Tentang Nala

"Tentang Nala dan hati yang sedang berbunga"

Saat itu Mei, di mana aku tak begitu menginginkan hadiah lain selain badai yang kudoakan cepat pergi. Dia bertanya aku ingin hadiah apa, dan entah bagaimana pertanyaan itu mengembalikan banyak warna.

"Malam nanti ada janji yang ditunggunya, dipilihnya baju terpantas dan bergaya, tak sabarnya ingin segera malam tiba"
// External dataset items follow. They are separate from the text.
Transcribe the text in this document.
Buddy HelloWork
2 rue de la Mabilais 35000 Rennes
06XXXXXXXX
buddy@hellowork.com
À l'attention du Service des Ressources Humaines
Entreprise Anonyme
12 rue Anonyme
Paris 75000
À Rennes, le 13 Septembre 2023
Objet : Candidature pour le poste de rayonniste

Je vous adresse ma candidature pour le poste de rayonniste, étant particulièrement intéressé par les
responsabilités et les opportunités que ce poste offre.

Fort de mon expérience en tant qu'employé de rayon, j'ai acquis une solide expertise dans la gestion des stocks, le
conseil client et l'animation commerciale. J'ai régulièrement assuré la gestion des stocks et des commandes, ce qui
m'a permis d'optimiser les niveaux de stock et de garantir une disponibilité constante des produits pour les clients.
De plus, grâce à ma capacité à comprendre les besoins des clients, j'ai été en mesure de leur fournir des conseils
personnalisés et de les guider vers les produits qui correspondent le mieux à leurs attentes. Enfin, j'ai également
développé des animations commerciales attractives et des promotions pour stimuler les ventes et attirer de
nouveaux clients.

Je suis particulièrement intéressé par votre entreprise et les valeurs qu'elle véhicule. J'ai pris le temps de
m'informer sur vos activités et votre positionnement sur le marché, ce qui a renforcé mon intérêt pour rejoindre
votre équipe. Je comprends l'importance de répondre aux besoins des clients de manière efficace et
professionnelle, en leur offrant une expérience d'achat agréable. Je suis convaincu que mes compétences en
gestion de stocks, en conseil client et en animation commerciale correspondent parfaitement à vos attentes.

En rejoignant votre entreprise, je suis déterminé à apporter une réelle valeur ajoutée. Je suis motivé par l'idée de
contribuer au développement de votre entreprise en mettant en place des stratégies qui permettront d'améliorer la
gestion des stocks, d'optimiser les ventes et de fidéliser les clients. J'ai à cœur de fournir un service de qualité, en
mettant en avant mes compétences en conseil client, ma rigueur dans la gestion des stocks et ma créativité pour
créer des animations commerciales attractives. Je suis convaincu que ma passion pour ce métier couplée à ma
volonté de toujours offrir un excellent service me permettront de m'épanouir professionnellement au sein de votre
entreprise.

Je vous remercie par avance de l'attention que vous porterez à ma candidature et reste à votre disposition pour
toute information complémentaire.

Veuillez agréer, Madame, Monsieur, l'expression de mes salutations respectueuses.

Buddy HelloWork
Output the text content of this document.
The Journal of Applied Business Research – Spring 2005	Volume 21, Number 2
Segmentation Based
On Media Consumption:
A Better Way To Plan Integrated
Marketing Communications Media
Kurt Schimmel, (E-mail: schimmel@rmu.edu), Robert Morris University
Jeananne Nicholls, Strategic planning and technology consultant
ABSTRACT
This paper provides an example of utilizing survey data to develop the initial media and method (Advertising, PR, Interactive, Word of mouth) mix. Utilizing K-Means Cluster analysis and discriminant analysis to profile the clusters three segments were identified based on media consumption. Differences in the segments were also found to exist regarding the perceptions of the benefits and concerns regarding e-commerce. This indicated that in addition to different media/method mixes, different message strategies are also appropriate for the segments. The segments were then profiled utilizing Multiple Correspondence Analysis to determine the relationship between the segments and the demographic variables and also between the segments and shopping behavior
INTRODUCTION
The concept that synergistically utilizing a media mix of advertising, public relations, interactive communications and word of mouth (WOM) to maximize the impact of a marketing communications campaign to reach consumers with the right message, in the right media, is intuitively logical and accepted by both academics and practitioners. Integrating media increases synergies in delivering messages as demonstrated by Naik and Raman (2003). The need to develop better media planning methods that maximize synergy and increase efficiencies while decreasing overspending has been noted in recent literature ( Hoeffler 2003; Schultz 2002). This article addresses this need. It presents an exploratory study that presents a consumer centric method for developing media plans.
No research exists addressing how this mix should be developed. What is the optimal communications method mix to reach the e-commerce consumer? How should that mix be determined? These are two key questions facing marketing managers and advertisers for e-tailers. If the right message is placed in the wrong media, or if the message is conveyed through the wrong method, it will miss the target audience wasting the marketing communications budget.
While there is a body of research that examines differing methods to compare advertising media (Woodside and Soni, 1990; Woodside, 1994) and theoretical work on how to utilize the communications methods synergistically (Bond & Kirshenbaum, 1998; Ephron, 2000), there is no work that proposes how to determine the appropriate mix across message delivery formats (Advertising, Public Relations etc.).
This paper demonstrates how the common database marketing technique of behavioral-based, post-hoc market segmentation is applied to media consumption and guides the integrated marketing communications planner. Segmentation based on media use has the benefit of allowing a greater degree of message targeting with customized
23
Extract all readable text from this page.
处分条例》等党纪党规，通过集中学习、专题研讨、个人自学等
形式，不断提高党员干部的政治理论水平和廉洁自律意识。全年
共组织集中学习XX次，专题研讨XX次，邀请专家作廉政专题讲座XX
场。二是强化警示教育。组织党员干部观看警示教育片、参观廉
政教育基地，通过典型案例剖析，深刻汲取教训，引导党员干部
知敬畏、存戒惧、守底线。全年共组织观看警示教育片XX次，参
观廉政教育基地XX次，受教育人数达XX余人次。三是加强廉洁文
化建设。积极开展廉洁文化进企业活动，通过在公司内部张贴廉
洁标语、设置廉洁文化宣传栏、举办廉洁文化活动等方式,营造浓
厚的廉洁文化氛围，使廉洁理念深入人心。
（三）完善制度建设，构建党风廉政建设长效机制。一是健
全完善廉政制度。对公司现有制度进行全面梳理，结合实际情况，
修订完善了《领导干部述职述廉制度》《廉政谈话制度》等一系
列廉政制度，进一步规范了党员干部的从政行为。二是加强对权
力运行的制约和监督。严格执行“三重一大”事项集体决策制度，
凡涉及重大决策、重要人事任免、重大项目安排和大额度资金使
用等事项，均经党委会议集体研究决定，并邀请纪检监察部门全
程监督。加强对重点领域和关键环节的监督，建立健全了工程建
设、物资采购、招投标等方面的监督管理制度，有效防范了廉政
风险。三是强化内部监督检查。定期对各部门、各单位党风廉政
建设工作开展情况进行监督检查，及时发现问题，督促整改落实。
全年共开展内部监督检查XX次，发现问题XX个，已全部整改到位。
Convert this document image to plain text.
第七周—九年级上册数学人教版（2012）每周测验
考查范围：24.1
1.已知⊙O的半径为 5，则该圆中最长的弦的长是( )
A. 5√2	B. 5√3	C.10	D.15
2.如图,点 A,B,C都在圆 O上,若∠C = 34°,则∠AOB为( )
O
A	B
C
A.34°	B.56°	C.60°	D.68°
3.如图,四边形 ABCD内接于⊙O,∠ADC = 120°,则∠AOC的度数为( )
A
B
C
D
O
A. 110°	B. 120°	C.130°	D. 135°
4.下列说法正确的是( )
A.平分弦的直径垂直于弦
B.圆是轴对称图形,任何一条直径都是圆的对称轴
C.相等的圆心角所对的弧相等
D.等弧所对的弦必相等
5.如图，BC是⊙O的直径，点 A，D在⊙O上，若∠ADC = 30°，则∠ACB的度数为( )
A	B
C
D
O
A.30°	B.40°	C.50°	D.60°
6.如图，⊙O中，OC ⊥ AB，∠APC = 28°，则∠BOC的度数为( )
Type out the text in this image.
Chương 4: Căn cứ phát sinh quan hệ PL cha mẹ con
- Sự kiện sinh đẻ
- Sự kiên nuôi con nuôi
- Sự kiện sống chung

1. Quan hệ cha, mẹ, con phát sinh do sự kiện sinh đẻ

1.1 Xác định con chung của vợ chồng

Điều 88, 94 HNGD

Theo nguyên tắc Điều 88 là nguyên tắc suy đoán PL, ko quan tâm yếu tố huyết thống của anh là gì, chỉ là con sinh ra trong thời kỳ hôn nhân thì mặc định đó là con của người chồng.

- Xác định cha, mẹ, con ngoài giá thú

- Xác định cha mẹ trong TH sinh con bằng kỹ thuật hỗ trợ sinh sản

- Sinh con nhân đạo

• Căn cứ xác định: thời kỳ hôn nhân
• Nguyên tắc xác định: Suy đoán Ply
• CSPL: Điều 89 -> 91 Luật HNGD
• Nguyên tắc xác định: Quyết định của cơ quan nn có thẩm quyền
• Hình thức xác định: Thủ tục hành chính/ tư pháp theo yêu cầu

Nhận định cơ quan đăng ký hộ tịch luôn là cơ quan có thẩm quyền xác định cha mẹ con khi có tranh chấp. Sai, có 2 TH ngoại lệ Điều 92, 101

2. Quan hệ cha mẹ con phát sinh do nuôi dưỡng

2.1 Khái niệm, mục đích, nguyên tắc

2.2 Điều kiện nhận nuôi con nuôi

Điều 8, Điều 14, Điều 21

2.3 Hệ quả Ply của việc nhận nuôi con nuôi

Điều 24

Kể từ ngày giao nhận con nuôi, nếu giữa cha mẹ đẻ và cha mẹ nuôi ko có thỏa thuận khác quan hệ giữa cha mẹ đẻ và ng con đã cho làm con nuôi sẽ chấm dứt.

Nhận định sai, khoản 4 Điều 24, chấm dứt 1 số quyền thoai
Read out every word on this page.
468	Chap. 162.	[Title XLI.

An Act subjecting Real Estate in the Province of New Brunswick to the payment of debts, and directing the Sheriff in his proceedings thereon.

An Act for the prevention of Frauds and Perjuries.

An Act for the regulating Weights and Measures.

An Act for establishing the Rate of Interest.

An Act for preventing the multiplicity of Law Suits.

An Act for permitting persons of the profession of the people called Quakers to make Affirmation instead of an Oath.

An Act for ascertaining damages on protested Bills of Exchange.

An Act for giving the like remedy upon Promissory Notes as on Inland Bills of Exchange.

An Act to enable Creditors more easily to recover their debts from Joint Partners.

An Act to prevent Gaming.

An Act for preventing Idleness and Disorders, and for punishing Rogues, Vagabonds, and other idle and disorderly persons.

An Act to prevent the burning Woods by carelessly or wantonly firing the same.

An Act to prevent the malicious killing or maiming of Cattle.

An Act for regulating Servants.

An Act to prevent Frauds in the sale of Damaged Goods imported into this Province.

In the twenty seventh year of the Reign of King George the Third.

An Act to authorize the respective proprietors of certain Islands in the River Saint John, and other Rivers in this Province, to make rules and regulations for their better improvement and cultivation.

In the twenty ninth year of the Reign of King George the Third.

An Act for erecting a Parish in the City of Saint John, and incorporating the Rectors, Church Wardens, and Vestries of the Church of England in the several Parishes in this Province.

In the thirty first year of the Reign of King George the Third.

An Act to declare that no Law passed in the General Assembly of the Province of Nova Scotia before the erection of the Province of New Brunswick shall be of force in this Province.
Malam itu di penghujung bulan, kami sepakat berjalan beriringan. Dia punya tujuan, sedang aku masih seringkali merasa ketakutan; takut jika nantinya badai ini menarikku lebih kuat dari genggaman tangannya, takut jika semua kemalanganku hanya akan mengecilkan rasa. Barangkali karena peluknya yang penuh asa, aku memberanikan diri menghadapi badai ini dengan banyak bunga darinya. Barangkali karena tawanya setiap menceritakan tujuan kita, aku mulai tak sabar ingin segera tiba.

"Tujuh tepat, pesan singkat diterimanya.
Kabar dari yang ditunggu jadi tak bisa, tak bisa bertemu"

Dua hari itu adalah dua hari yang paling menakutkan bagiku, merajuknya ternyata juga minta waktu. Kukira satu dua hari lagi akan cukup, ternyata hanya semalam untuk mengakhiri perjalanan ini dalam dua paragraf. 

"Lama Nala merasa sulit disuka, bagi Nala malam ini istimewa.
Sedih dia kembali masuk kamarnya. Tentang Nala dan kemurungan hatinya"

"Nala figur sederhana, tak ramai kelilingnya, '92 lahirnya.
Hari besar baginya bila melihat benih cinta.
Bagi Nala, itu langka"

"Lalu Nala mengirim singkat sebuah pesan.
Kepadanya, Nala bertanya:
"Kapan ada waktu lain lagi?""

Dua paragraf itu tak membuatku cukup, bagiku dua paragraf itu nyatanya hanyalah asal penutup. I always tell the truth? apakah itu sekarang hanya sebagai motto hidup? Kebingungan-kebingunganku malam itu hanya menyisakan dirinya dan amarah, memaksa harus menerima untuk tak lagi bersama meski perasaan kami sama. Demi tujuan yang lama kami tata, di tengah gemuruh amarah di dadanya, aku sedikit memaksa:
"Bukankah kita masih belum coba banyak cara?"